Declaration of special dividend and book close date
Subject to the Shares Swap Agreement becoming unconditional, the
Directors propose to declare a special dividend of HK$0.10 per
share ("Special Dividend") to shareholders of the Company whose
names appear on the register of members on the date of the
special general meeting of the Company ("SGM") approving the
Shares Swap Agreement and the allotment of the New Shares.

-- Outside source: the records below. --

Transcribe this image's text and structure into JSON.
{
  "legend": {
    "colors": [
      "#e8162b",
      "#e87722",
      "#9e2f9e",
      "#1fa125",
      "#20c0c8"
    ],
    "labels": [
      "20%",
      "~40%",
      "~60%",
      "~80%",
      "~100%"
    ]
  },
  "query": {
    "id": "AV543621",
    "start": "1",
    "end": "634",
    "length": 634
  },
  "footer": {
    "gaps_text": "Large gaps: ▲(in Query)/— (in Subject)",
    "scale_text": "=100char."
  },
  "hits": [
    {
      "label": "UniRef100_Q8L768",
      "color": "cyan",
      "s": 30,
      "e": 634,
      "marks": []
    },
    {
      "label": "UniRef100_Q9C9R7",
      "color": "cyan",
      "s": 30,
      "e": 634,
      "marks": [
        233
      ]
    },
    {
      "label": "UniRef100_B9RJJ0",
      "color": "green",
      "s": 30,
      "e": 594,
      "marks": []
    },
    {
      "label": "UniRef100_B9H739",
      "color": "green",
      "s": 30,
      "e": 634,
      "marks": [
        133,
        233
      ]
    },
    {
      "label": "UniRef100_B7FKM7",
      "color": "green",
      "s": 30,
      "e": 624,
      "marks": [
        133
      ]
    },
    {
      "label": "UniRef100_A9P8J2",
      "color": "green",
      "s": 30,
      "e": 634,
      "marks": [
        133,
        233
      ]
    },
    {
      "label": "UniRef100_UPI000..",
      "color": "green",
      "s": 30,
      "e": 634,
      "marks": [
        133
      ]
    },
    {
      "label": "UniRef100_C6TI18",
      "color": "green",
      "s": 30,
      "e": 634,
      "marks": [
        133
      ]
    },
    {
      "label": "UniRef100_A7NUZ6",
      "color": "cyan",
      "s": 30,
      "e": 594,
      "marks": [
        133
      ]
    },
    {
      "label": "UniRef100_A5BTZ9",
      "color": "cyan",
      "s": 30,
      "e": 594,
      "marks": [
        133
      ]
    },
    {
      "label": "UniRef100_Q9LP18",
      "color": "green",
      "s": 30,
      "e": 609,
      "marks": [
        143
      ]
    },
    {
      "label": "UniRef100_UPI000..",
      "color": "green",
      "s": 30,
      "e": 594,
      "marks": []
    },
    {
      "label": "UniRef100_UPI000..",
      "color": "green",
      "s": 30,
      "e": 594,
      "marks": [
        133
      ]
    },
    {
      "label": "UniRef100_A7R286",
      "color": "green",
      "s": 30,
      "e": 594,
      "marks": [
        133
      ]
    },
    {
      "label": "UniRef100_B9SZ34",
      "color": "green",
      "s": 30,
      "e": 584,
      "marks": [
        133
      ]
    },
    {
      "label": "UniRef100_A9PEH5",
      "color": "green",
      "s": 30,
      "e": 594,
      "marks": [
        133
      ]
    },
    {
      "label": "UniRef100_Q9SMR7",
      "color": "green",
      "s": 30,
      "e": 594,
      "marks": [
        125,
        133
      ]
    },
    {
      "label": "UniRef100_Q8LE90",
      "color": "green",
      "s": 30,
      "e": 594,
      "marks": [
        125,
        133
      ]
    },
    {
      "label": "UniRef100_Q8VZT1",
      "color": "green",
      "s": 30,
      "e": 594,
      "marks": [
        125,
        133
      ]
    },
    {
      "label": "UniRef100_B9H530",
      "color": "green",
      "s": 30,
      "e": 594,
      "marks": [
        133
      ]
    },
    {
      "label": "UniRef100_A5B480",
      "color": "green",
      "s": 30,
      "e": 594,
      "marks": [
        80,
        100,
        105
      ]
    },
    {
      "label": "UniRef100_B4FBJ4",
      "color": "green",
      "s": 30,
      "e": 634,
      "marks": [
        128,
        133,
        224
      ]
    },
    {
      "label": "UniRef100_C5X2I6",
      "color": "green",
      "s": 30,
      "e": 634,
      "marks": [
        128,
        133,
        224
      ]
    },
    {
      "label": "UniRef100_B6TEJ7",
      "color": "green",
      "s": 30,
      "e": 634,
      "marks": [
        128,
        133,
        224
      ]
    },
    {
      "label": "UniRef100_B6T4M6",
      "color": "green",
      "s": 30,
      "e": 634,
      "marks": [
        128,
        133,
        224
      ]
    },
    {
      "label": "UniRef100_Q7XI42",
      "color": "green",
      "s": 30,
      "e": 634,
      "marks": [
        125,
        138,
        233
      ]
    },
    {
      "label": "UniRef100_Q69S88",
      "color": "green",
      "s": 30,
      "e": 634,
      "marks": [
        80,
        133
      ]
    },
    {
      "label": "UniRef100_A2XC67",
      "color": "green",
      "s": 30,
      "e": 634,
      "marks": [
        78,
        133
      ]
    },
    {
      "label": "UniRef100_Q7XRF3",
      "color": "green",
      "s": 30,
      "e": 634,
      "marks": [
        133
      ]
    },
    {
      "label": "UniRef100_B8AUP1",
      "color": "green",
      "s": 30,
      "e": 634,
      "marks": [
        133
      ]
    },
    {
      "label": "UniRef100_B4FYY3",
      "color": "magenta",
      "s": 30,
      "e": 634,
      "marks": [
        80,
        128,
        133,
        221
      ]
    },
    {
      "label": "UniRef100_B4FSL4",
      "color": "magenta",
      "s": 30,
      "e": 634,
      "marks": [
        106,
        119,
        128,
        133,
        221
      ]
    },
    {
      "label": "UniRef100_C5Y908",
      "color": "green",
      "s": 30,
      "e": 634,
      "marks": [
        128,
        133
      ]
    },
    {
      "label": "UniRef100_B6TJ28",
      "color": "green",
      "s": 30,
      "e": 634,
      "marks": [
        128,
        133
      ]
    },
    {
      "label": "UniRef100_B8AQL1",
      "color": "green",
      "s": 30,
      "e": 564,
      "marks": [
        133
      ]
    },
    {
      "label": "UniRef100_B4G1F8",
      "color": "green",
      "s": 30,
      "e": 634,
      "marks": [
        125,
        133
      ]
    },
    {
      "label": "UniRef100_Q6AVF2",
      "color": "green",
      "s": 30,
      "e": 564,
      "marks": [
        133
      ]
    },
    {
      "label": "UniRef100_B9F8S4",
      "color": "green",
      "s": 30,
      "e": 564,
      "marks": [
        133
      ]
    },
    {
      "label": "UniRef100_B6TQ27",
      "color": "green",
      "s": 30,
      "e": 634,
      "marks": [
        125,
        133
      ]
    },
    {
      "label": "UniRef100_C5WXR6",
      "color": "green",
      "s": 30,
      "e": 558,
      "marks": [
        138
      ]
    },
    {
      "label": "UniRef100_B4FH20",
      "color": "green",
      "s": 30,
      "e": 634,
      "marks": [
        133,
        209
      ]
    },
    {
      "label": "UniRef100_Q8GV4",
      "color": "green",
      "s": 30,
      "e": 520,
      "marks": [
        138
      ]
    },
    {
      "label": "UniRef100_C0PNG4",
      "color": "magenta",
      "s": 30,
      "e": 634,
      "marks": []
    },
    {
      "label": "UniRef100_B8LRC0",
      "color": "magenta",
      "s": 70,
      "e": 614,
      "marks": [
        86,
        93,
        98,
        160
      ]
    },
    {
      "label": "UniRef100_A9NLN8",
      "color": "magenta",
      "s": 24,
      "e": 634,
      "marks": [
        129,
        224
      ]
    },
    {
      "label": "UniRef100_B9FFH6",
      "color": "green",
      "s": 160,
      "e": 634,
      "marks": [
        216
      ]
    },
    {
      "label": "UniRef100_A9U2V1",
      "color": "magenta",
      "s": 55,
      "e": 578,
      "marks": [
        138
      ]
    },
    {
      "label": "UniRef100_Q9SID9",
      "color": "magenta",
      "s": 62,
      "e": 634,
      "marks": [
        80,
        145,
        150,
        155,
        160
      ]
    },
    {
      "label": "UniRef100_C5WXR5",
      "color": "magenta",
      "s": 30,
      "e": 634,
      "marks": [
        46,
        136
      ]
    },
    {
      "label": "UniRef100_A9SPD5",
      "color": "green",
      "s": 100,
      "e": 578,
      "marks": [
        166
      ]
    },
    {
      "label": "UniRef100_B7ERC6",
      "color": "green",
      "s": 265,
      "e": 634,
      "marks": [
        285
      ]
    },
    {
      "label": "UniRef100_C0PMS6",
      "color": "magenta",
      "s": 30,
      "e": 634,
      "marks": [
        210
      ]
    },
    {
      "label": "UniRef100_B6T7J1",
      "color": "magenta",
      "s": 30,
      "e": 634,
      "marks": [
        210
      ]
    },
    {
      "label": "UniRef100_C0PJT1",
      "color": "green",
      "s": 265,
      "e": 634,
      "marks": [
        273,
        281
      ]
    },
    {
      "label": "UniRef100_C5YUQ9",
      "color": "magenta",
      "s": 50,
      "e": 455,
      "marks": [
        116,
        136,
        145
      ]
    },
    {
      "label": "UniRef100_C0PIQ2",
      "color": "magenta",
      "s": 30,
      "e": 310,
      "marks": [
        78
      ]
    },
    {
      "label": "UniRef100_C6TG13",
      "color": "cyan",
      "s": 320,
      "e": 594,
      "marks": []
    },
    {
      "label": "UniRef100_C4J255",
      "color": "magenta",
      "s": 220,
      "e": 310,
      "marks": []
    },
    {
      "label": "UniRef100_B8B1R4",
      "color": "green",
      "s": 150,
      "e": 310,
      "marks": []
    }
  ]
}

To determine entitlements to the Special Dividend, the register
of members of the Company will close during the period from 16th
March, 2000 to 20th March, 2000, both days inclusive. In order
to qualify for the Special Dividend, shareholders of the Company
who are not already on the register of members are required to
lodge their share certificates, together with the relevant forms
of transfer, to the branch registrar of the Company in Hong
Kong, Tengis Limited at 1601 Hutchison House, 10 Harcourt Road,
Central, Hong Kong, no later than 4:00 p.m. on 15th March, 2000.

General
The Shares Swap Agreement constitutes a discloseable and
connected transaction of the Company under the Rules Governing
the Listing of Securities (the "Listing Rules") on the Stock
Exchange. An independent financial adviser will be appointed to
advise the independent board committee on the terms of the
Shares Swap Agreement. A circular containing, inter alia,
details of the Shares Swap Agreement, the letter from the
independent financial adviser together with a notice of the SGM
will be despatched to the shareholders of the Company as soon as
practicable.

Trading in the shares of the Company was suspended at the
request of the Company with effect from 10:23 a.m. on 31st
January, 2000. Application has been made to the Stock Exchange
for resumption in trading in the shares of the Company will
effect from 10:00 a.m. on 11th February, 2000.

By Order of the Board
Lui Shing Ming, Brian
Deputy Chairman and Managing Director

Hong Kong, 10th February, 2000

The directors of the Company jointly and severally accept full
responsibility for the accuracy of information contained in this
announcement and confirm, having made all reasonable inquiries,
that to the best of their knowledge and belief, opinions
expressed in this announcement have been arrived as after due
and careful consideration and that there are no other facts not
contained in this announcement, the omission of which would make
any statements in this announcement misleading.